Earlier this week, Opposition Leader Dr Keith Rowley called on Persad Bissessar to shed light on whether or not her administration has given the backing to the establishment of the unit as the Trinidad and Tobago Transparency Institute (TTTI) said it too was examining reports on the issue.

Rowley made reference to various media reports about the re-instatement of the unit and allegations by former Flying Squad member, retired police inspector Mervyn Cordner, that he had been approached by National Security Minister Austin “Jack” Warner to re-establish the unit.

Rowley told reporters that he was not prepared to have such a unit in operation, especially under the control of Warner and likened the Flying Squad to the dreaded Mongoose Gang in Grenada and the Tonton Macoute in Haiti.

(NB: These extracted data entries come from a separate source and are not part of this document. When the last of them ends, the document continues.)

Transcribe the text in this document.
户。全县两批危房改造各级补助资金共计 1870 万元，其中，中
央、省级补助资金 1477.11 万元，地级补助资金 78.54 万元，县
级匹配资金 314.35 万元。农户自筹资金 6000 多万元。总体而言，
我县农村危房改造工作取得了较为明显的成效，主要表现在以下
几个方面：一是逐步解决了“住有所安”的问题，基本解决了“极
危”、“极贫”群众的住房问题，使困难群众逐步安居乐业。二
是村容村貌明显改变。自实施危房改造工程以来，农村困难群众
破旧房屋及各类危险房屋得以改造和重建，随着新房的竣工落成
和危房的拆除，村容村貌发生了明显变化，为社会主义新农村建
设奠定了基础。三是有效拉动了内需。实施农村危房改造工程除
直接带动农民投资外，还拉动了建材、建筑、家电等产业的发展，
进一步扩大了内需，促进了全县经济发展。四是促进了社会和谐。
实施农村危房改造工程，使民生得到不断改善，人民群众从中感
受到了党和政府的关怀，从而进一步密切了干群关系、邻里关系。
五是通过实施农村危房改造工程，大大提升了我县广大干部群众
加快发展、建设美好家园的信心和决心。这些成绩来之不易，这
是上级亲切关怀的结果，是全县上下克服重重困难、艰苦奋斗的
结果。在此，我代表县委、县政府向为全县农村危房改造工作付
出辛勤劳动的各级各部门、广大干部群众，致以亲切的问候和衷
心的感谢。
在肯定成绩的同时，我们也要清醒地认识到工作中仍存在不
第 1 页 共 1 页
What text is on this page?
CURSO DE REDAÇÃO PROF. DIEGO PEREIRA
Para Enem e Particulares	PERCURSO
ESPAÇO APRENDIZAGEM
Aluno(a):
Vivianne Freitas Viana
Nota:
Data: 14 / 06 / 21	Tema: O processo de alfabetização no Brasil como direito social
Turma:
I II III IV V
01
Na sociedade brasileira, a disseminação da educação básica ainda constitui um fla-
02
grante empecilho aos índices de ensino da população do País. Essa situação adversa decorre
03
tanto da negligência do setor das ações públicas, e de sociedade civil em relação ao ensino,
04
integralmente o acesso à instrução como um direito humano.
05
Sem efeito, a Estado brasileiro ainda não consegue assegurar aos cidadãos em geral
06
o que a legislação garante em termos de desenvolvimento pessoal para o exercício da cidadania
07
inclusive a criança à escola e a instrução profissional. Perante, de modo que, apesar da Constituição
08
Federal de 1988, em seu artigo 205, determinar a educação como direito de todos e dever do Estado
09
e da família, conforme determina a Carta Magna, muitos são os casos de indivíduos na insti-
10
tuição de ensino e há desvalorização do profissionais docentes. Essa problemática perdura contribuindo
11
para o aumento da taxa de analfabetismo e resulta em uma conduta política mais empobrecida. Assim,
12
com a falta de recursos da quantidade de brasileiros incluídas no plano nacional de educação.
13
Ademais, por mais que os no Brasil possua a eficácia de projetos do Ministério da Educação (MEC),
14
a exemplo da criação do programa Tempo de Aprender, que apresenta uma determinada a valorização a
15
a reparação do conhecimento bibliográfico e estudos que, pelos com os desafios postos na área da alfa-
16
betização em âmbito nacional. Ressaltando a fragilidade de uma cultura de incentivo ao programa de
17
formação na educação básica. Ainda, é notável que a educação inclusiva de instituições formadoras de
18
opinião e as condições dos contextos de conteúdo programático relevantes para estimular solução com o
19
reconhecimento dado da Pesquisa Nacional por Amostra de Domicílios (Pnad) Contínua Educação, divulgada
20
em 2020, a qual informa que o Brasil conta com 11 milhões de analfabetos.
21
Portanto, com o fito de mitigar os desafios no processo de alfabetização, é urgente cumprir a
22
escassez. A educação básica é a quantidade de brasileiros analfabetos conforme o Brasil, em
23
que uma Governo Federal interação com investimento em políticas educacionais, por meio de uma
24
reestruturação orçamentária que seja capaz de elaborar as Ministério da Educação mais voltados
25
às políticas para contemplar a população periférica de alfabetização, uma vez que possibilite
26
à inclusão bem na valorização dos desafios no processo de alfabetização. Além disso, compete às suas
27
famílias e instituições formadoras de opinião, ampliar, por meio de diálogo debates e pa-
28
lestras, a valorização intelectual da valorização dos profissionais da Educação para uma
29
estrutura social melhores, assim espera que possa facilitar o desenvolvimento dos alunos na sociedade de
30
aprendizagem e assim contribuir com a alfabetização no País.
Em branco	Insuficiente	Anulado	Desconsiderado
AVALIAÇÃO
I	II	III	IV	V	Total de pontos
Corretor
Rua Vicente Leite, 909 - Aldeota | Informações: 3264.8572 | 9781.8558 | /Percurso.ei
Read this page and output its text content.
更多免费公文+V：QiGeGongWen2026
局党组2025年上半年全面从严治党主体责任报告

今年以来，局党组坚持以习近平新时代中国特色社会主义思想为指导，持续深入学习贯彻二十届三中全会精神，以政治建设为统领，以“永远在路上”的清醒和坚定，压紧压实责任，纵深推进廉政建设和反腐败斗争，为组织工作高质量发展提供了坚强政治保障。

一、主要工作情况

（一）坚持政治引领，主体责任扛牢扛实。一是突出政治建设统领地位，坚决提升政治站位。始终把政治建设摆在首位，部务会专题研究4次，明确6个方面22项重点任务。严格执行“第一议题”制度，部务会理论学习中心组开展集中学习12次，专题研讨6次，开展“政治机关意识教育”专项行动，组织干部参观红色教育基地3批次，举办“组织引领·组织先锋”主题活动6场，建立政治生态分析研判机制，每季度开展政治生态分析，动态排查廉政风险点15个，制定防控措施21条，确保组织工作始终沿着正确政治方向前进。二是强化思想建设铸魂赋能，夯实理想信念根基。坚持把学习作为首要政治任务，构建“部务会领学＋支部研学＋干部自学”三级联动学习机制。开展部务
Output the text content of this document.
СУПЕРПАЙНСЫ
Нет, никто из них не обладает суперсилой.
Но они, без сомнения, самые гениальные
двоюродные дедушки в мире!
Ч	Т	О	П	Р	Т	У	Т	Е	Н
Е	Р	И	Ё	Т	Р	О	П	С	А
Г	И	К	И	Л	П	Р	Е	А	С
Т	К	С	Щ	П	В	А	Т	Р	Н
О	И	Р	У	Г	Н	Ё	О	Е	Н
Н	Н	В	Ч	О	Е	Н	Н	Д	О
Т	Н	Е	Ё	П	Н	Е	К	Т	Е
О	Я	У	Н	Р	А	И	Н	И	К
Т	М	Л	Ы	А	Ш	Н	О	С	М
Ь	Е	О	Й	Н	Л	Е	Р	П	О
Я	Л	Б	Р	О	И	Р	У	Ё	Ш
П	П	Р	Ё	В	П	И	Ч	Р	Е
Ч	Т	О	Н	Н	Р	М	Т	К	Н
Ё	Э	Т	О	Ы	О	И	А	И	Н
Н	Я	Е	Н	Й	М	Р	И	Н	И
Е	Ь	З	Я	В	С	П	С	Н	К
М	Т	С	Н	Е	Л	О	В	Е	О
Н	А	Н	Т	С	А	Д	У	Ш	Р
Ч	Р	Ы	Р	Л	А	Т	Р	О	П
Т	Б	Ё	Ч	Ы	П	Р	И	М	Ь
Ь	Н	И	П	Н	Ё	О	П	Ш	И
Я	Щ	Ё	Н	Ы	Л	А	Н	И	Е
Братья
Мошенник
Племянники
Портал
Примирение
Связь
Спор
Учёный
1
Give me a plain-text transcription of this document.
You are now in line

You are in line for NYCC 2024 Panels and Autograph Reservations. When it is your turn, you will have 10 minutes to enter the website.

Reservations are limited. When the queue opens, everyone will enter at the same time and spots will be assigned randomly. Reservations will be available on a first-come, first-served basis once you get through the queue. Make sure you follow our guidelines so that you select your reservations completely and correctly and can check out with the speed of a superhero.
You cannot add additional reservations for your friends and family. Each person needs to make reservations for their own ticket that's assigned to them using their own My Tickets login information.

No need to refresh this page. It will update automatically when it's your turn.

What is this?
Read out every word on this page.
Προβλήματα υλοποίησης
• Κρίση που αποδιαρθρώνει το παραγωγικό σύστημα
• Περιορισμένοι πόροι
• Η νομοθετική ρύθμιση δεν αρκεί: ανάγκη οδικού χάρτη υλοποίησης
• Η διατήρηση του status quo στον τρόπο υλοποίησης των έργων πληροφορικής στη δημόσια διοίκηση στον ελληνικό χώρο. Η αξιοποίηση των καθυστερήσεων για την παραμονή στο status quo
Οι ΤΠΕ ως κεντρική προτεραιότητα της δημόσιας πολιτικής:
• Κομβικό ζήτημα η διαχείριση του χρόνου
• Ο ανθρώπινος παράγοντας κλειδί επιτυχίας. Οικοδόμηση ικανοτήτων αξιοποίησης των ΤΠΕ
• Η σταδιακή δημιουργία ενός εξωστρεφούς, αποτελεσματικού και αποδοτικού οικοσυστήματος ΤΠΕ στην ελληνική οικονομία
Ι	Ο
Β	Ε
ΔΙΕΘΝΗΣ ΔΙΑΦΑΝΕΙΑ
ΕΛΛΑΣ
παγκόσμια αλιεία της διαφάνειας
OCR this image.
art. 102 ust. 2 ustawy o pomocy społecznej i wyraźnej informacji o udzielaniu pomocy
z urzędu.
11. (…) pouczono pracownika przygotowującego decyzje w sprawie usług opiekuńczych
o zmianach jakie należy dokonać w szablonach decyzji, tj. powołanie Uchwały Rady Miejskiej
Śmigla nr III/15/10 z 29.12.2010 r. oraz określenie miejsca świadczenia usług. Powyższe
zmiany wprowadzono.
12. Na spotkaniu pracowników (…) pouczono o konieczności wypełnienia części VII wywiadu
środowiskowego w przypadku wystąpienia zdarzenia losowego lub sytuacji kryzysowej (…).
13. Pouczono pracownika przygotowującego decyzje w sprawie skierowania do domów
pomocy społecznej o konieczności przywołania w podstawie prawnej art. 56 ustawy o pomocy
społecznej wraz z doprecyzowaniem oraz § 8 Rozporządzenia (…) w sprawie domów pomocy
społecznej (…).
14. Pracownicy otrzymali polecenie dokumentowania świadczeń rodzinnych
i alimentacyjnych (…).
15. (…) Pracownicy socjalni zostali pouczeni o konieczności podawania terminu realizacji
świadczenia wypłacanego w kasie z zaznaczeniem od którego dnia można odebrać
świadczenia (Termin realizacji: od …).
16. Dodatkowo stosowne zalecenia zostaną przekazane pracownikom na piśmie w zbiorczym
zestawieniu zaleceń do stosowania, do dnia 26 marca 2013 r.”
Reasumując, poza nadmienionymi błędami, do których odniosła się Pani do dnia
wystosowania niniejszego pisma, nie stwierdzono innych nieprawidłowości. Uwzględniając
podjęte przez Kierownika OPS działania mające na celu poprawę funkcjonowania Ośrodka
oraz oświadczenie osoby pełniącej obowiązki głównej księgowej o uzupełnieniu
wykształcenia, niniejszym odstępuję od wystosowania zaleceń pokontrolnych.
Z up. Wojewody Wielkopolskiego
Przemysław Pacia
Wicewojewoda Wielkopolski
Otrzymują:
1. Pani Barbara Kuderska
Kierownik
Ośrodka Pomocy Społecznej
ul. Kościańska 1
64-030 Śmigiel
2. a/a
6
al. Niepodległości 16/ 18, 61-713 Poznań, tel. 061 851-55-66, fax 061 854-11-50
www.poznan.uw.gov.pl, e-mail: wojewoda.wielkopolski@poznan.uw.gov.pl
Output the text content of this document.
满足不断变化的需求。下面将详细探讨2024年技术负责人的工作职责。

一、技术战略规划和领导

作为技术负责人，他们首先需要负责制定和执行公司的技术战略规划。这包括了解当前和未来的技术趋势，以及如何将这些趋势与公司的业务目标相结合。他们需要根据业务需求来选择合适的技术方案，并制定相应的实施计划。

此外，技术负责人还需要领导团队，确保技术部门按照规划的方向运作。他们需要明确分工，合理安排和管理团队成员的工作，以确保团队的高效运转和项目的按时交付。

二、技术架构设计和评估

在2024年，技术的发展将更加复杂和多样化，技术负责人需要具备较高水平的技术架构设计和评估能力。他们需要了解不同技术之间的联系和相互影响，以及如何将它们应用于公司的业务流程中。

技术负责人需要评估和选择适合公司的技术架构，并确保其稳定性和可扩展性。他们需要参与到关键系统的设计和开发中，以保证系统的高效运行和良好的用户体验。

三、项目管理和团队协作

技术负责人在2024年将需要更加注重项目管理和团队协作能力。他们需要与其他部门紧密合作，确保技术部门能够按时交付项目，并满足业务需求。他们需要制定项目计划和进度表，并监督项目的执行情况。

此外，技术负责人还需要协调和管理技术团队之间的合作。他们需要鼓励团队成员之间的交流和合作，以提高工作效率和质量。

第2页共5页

He called on the Police Complaints Authority (PCA) and the Police Service Commission (PSC) to conduct independent investigations into the matter.

Warner has consistently denied Cordner’s claim. The director of the National Security Operations Centre (NSOC) Garvin Heerah, whom Cordner claim was his contact person, is also distancing himself from the matter.

Acting Police Commissioner Stephen Williams has also denied knowledge of the unit.

But Rowley told reporters that Persad Bissessar must address the issue on her return here from Haiti where she had been attending the Caribbean Community (CARICOM) Inter-Sessional summit.

"The government now has difficulty in convincing the population, no matter what you may think about the officers, cranky, crazy or otherwise, what is in the public domain is a mixture of fact and fiction and it is in the public interest to separate the fact from the fiction," Rowley said.

But Persad Bissessar said that while there have been headlines “suggesting that some persons may have erroneously perceived a sanctioning of the infamous Flying Squad of the past.

“I have already directed the Minister of National Security (Jack Warner) to prepare a full report on this matter for the attention of the National Security Council (NSC) and myself as Chairman of the Council. 

“What I can categorically state at this time is this matter of any ‘new’ Flying Squad was never discussed with me or brought to the National Security Council,” she said.

“Any such initiative as a revival or creation of any such police unit must be reviewed by the NSC and must be fully considered and endorsed by the Commissioner of Police who is himself a member of the Council”.

Prime Minister Persad Bissessar said that any endeavour by her administration to address the crime problem will be fully within the Law. 

“We will not support the establishment of any ‘rouge’ police or para police unit or security entity, which is not within the jurisdiction, and control of the Laws of Trinidad and Tobago and of the Police Service and the Commissioner of Police,” she added.